La única que podría decir qué le ocurre al señor Silvestre es la vecina estirada. La hija de Antonio Gomis Daviu, Margarita. Pero ella no ha sido invitada a esta agonía y, aunque lo hubiera sido, tal vez sus explicaciones no gustarían a la familia. Margarita sabe qué significa que un moribundo hable solo. Su madre lo hizo sin parar durante las horas que precedieron a su muerte. Lo hizo toda su vida, no era nada nuevo. Hay vivos que hablan más con los muertos que con sus coetáneos.
Cuando Silvestre calla, Teresa Marqués considera que hay que avisar a los hijos y al resto de la familia.
El primero en llegar es Domingo, que viene de la tintorería. El tío Miguel y la tía Ana tardan un poco más, el tiempo que necesita Tomasa para avisarlos. Después Mercedes, que viene sin derramar una sola lágrima, dura como un pedernal, como siempre. Eustaquia, la pequeña, es la última. Llega vestida con la bata de maestra, el pelo recogido en un moño, pulida. Si su padre pudiera verla ahora, le diría lo que siempre le repite:
—Quién iba a decirme a mí que tendría una hija maestra.
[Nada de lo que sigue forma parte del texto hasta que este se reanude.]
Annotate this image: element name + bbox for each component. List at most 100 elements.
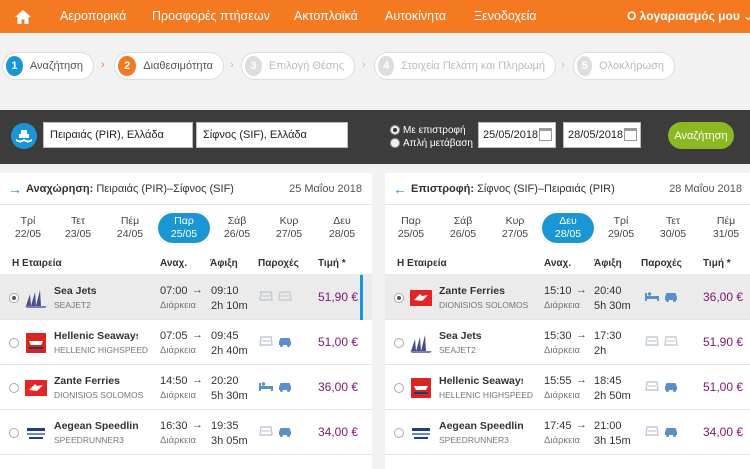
- chevron-right-icon: ›: [561, 59, 565, 71]
- outbound-header: → Αναχώρηση: Πειραιάς (PIR)–Σίφνος (SIF)…: [0, 173, 372, 205]
- outbound-title: Αναχώρηση:: [26, 183, 94, 195]
- day-tab[interactable]: Σάβ 26/05: [211, 213, 263, 243]
- col-price[interactable]: Τιμή *: [318, 258, 346, 269]
- inbound-header: ← Επιστροφή: Σίφνος (SIF)–Πειραιάς (PIR)…: [385, 173, 750, 205]
- row-radio[interactable]: [394, 428, 404, 438]
- day-date: 28/05: [328, 228, 356, 240]
- arrival-time: 21:00: [594, 420, 622, 432]
- col-departure: Αναχ.: [160, 258, 188, 269]
- row-radio[interactable]: [9, 338, 19, 348]
- nav-ferries[interactable]: Ακτοπλοϊκά: [294, 0, 358, 33]
- vessel-name: SEAJET2: [54, 300, 91, 310]
- table-row[interactable]: Sea Jets SEAJET2 07:00 → 09:10 Διάρκεια …: [0, 275, 372, 320]
- price: 51,90 €: [703, 335, 744, 349]
- return-date-input[interactable]: 28/05/2018: [563, 122, 641, 148]
- operator-logo-icon: [25, 422, 47, 444]
- duration-value: 5h 30m: [594, 300, 631, 312]
- operator-name: Hellenic Seaways: [439, 375, 523, 387]
- row-radio[interactable]: [394, 383, 404, 393]
- row-radio[interactable]: [9, 383, 19, 393]
- day-date: 30/05: [659, 228, 687, 240]
- calendar-icon[interactable]: [624, 128, 637, 141]
- day-name: Τρί: [613, 215, 629, 227]
- day-tab[interactable]: Δευ 28/05: [542, 213, 594, 243]
- table-row[interactable]: Hellenic Seaways HELLENIC HIGHSPEED 07:0…: [0, 320, 372, 365]
- step-label: Αναζήτηση: [29, 60, 83, 72]
- price: 34,00 €: [703, 425, 744, 439]
- origin-input[interactable]: Πειραιάς (PIR), Ελλάδα: [43, 122, 193, 148]
- operator-name: Zante Ferries: [54, 375, 120, 387]
- col-price[interactable]: Τιμή *: [703, 258, 731, 269]
- row-radio[interactable]: [9, 293, 19, 303]
- duration-label: Διάρκεια: [160, 345, 196, 356]
- day-tab[interactable]: Κυρ 27/05: [489, 213, 541, 243]
- step-label: Ολοκλήρωση: [599, 60, 664, 72]
- table-row[interactable]: Hellenic Seaways HELLENIC HIGHSPEED 15:5…: [385, 365, 750, 410]
- col-company: Η Εταιρεία: [397, 258, 447, 269]
- day-tab[interactable]: Πέμ 24/05: [104, 213, 156, 243]
- day-name: Σάβ: [453, 215, 473, 227]
- step-customer-payment: 4 Στοιχεία Πελάτη και Πληρωμή: [374, 52, 556, 80]
- step-completion: 5 Ολοκλήρωση: [573, 52, 675, 80]
- radio-round-trip[interactable]: Με επιστροφή: [390, 124, 466, 136]
- search-button[interactable]: Αναζήτηση: [668, 122, 734, 149]
- vessel-name: HELLENIC HIGHSPEED: [54, 345, 148, 355]
- radio-one-way[interactable]: Απλή μετάβαση: [390, 137, 473, 149]
- departure-date-input[interactable]: 25/05/2018: [478, 122, 556, 148]
- day-tab[interactable]: Παρ 25/05: [158, 213, 210, 243]
- day-tab[interactable]: Δευ 28/05: [316, 213, 368, 243]
- table-row[interactable]: Aegean Speedlines SPEEDRUNNER3 16:30 → 1…: [0, 410, 372, 455]
- day-tab[interactable]: Τετ 30/05: [647, 213, 699, 243]
- day-date: 27/05: [501, 228, 529, 240]
- amenity-icons: [258, 380, 293, 392]
- day-tab[interactable]: Σάβ 26/05: [437, 213, 489, 243]
- ferry-icon: [11, 123, 37, 149]
- day-tab[interactable]: Τετ 23/05: [52, 213, 104, 243]
- day-name: Σάβ: [227, 215, 247, 227]
- amenity-icons: [644, 425, 679, 437]
- duration-value: 5h 30m: [211, 390, 248, 402]
- duration-value: 3h 15m: [594, 435, 631, 447]
- col-amenities: Παροχές: [258, 258, 299, 269]
- day-date: 26/05: [223, 228, 251, 240]
- amenity-icons: [644, 290, 679, 302]
- step-number: 2: [118, 56, 137, 76]
- table-row[interactable]: Sea Jets SEAJET2 15:30 → 17:30 Διάρκεια …: [385, 320, 750, 365]
- step-search[interactable]: 1 Αναζήτηση: [2, 52, 94, 80]
- row-radio[interactable]: [394, 338, 404, 348]
- day-name: Πέμ: [120, 215, 140, 227]
- duration-value: 2h 10m: [211, 300, 248, 312]
- row-radio[interactable]: [9, 428, 19, 438]
- col-arrival: Άφιξη: [594, 258, 622, 269]
- account-label: Ο λογαριασμός μου: [627, 9, 740, 23]
- operator-logo-icon: [410, 422, 432, 444]
- vessel-name: SEAJET2: [439, 345, 476, 355]
- step-availability: 2 Διαθεσιμότητα: [114, 52, 224, 80]
- day-tab[interactable]: Παρ 25/05: [385, 213, 437, 243]
- nav-hotels[interactable]: Ξενοδοχεία: [474, 0, 537, 33]
- calendar-icon[interactable]: [539, 128, 552, 141]
- day-tab[interactable]: Κυρ 27/05: [263, 213, 315, 243]
- table-row[interactable]: Aegean Speedlines SPEEDRUNNER3 17:45 → 2…: [385, 410, 750, 455]
- row-radio[interactable]: [394, 293, 404, 303]
- day-name: Τρί: [20, 215, 36, 227]
- day-name: Παρ: [174, 215, 194, 227]
- nav-cars[interactable]: Αυτοκίνητα: [385, 0, 446, 33]
- operator-logo-icon: [410, 332, 432, 354]
- nav-flights[interactable]: Αεροπορικά: [60, 0, 126, 33]
- duration-value: 2h 40m: [211, 345, 248, 357]
- table-row[interactable]: Zante Ferries DIONISIOS SOLOMOS 15:10 → …: [385, 275, 750, 320]
- inbound-day-selector: Παρ 25/05 Σάβ 26/05 Κυρ 27/05 Δευ 28/05 Τρί 29/05…: [385, 213, 750, 243]
- nav-flight-offers[interactable]: Προσφορές πτήσεων: [152, 0, 270, 33]
- vessel-name: SPEEDRUNNER3: [54, 435, 124, 445]
- day-tab[interactable]: Πέμ 31/05: [700, 213, 750, 243]
- account-menu[interactable]: Ο λογαριασμός μου ⌄: [627, 0, 750, 33]
- day-tab[interactable]: Τρί 29/05: [595, 213, 647, 243]
- inbound-panel: ← Επιστροφή: Σίφνος (SIF)–Πειραιάς (PIR)…: [385, 173, 750, 469]
- day-tab[interactable]: Τρί 22/05: [2, 213, 54, 243]
- day-date: 26/05: [449, 228, 477, 240]
- home-icon[interactable]: [8, 0, 38, 33]
- table-row[interactable]: Zante Ferries DIONISIOS SOLOMOS 14:50 → …: [0, 365, 372, 410]
- arrow-right-icon: →: [8, 181, 22, 197]
- destination-input[interactable]: Σίφνος (SIF), Ελλάδα: [196, 122, 348, 148]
Silvestre llama a Florián para decirle algo al oído:
—Hazte cargo del hijo de Rufina Abril. Asegúrate de que nunca le falta un trabajo del que vivir.
Florián tiene que pensar de quién está hablando. Teresa Marqués le ayuda. El muchacho, sin embargo, ni siquiera tiene edad de trabajar como aprendiz.
—Tienes que prometérmelo —insiste Silvestre.
—Sí, padre. Se lo prometo.
—Bien.
—Y de Teresa.
—Sí, padre.
—Cuídala.
—Sí, padre.
A continuación, Silvestre Pujolà se quita las llaves que lleva colgadas al cuello y las deja, con la cadena incluida, en la palma de la mano de su hijo.
—Ahora todo es tuyo. —Cierra los ojos y de sus pulmones sale el último pitido.
El reloj de pared de madera oscura comienza a sonar de pronto, con toques muy seguidos.
Por la mañana, en la primera plana del Diario de Mataró se publica la esquela de Silvestre y una noticia de su muerte. El entierro se ha celebrado a las diez en San José y ha sido un acontecimiento. Había pobres con hachas y todos los trabajadores de la tintorería acudieron vestidos de duelo. Una multitud ha acompañado al cortejo fúnebre hasta el carruaje y de allí al cementerio, donde, por voluntad de la familia, no se ha dejado entrar a nadie. En la noticia se afirma que el tintorero nació en Olot pero que en Mataró se hizo querer por su simpatía. También se dice que ahora será su heredero y único hijo varón el que continúe con el negocio. Le expresan su sincero pésame y le desean aciertos y éxitos como los que acompañaron siempre la vida de su padre. Todo en el mismo párrafo.